When you amplify something, you are increasing the power. If you look at the cost of components, it will cost you less to filter a "pre-amped" signal.

Also, why would you want to amplify the "dirty" parts of a signal?

Clean it up, then amplify.


The answer is yes in ideal circuit theory and the approximation to it that we call "The Real World".

Consider an ideal RC low-pass filter. The open-circuit output voltage, due to an input voltage \$V_s\$ is

$$V_{o} = V_s \frac{1}{1 + j \omega RC}$$

However, if one connects a load impedance \$Z_L\$ to the output of this filter, the loaded output voltage is

$$V_{ol} = V_s \frac{Z_L}{R + Z_L}\frac{1}{1 + j\omega \left( R||Z_L\right)C}$$

Thus, the DC gain and frequency response of our low-pass filter depends on the load \$Z_L\$

However, if there is a good amplifier (high input impedance, low output impedance) between the low-pass filter and the load, the DC gain and frequency response will effectively be independent of \$Z_L\$.

There are other reasons you might want the filter before the amplifier rather than after. For example:

  • With the low-pass filter before the amplifier, the amplifier is not required to needlessly amplify frequencies well above the corner frequency.
  • If the low-pass filter is after the amplifier, the power delivered to the load must pass through the filter.

and which one is good for PC audio amplifier?

Without more details of your application, it isn't clear what the 'good' is.

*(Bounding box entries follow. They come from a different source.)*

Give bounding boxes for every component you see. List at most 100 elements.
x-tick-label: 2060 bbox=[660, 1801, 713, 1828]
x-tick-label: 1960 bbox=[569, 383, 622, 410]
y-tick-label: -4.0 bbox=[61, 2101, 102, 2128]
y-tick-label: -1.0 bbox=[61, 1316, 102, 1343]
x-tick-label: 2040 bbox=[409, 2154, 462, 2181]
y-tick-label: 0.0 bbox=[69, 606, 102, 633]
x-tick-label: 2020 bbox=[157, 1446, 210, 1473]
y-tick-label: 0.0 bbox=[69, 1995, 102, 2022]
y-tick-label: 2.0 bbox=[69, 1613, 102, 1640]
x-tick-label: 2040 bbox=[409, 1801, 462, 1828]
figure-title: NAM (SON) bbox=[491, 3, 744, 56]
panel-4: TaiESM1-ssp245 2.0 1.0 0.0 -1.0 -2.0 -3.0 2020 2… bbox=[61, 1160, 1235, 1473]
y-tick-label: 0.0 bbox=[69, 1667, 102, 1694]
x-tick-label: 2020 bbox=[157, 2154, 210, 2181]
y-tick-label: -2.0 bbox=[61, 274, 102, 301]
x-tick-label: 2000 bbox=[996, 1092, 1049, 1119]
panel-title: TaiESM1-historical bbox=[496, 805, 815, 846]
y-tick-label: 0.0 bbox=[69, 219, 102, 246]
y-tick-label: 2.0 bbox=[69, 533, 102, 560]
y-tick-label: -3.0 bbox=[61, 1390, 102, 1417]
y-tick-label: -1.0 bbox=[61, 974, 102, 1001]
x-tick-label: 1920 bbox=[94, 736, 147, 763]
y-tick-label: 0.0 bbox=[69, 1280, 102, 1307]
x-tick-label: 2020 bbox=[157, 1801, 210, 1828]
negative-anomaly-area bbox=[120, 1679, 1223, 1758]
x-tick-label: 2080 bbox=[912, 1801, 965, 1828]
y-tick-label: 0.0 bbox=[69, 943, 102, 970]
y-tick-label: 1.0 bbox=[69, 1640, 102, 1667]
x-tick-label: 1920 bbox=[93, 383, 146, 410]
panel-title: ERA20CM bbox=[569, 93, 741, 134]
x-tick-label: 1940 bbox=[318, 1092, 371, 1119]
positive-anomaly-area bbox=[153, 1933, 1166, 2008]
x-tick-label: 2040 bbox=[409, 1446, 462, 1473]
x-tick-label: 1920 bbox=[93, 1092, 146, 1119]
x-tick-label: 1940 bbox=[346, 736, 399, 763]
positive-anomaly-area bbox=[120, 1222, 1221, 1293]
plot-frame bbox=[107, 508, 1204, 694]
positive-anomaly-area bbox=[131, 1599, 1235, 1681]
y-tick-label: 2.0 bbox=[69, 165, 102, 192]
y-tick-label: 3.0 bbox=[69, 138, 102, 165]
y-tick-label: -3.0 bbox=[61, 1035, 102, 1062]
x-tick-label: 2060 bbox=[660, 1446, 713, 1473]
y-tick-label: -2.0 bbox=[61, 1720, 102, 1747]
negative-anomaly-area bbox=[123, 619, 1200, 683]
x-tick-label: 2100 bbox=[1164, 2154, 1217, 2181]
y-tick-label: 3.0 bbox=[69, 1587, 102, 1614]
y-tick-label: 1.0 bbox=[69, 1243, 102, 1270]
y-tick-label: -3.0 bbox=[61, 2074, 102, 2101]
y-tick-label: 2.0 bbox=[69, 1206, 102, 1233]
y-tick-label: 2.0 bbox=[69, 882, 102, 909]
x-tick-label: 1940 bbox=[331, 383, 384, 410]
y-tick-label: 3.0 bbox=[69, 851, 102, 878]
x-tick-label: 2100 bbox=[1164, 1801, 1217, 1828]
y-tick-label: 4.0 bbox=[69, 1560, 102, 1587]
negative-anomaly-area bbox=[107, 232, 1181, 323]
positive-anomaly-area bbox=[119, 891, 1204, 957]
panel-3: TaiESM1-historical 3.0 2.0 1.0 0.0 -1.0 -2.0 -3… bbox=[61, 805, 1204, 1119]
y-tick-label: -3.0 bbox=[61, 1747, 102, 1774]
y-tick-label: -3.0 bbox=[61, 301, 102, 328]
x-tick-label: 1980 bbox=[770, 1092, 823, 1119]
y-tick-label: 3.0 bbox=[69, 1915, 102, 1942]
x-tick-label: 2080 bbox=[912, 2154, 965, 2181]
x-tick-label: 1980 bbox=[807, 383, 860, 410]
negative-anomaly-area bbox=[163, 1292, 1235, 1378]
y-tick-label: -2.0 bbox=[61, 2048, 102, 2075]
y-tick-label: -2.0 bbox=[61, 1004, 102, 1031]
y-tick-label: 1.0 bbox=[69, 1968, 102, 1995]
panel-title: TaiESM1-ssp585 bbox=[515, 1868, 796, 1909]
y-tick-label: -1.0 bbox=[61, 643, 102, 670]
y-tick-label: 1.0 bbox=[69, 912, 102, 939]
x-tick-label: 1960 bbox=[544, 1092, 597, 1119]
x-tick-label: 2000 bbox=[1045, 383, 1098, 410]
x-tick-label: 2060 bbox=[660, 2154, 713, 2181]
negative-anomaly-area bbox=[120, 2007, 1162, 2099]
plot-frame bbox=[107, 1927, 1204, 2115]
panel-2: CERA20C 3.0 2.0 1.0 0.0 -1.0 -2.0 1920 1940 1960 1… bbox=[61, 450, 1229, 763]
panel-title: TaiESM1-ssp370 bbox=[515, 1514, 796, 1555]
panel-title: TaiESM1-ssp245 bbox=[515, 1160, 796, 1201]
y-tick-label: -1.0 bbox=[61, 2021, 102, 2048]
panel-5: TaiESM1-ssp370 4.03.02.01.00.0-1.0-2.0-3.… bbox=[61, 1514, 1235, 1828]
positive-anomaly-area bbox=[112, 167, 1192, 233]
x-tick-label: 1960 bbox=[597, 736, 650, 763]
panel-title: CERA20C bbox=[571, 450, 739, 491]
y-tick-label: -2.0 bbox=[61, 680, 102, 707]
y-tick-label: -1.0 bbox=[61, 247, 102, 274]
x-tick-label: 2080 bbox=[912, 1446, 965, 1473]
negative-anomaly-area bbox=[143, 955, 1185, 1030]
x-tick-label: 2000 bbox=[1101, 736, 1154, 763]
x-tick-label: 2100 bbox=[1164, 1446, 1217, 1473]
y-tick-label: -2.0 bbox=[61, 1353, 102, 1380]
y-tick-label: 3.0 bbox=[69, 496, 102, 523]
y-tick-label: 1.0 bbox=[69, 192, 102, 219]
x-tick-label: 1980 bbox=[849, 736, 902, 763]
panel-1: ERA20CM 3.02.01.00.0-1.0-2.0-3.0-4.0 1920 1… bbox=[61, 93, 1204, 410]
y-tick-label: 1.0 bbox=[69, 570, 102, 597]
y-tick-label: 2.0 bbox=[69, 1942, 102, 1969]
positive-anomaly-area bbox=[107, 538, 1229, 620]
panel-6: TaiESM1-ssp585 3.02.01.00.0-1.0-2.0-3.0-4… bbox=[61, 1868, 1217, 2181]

Ideally there is no difference. If the filter is just a mathematical thing that you put in a signal processing chain, in this case its position it's irrelevant.

Luckily we live in the real world, so math has its own limits.

If you are interested only in the low portion of the spectrum of your signal, then why would you amplify it all? Amplifying costs power, and that's something you generally want to save. Moreover a filter after an amplifier should handle more powerful (aka amplified) signals, so it will need "bigger", more expensive components. Processing a signal before it gets amplified is not the golden rule, there are tons of situations where the opposite is true, but I've got the feeling that you want to build a set of loudspeakers thus your input is line signal, while your output is a somewhat powerful signal meant to drive the speakers. If that's the case you will need a LP filter on your input unless you want any kind of signal messing around in your circuit. If you don't use a LP and your amplifier has a somewhat wide band it can amplify some high frequency signal which you can't even hear, wasting a lot of power... For nothing.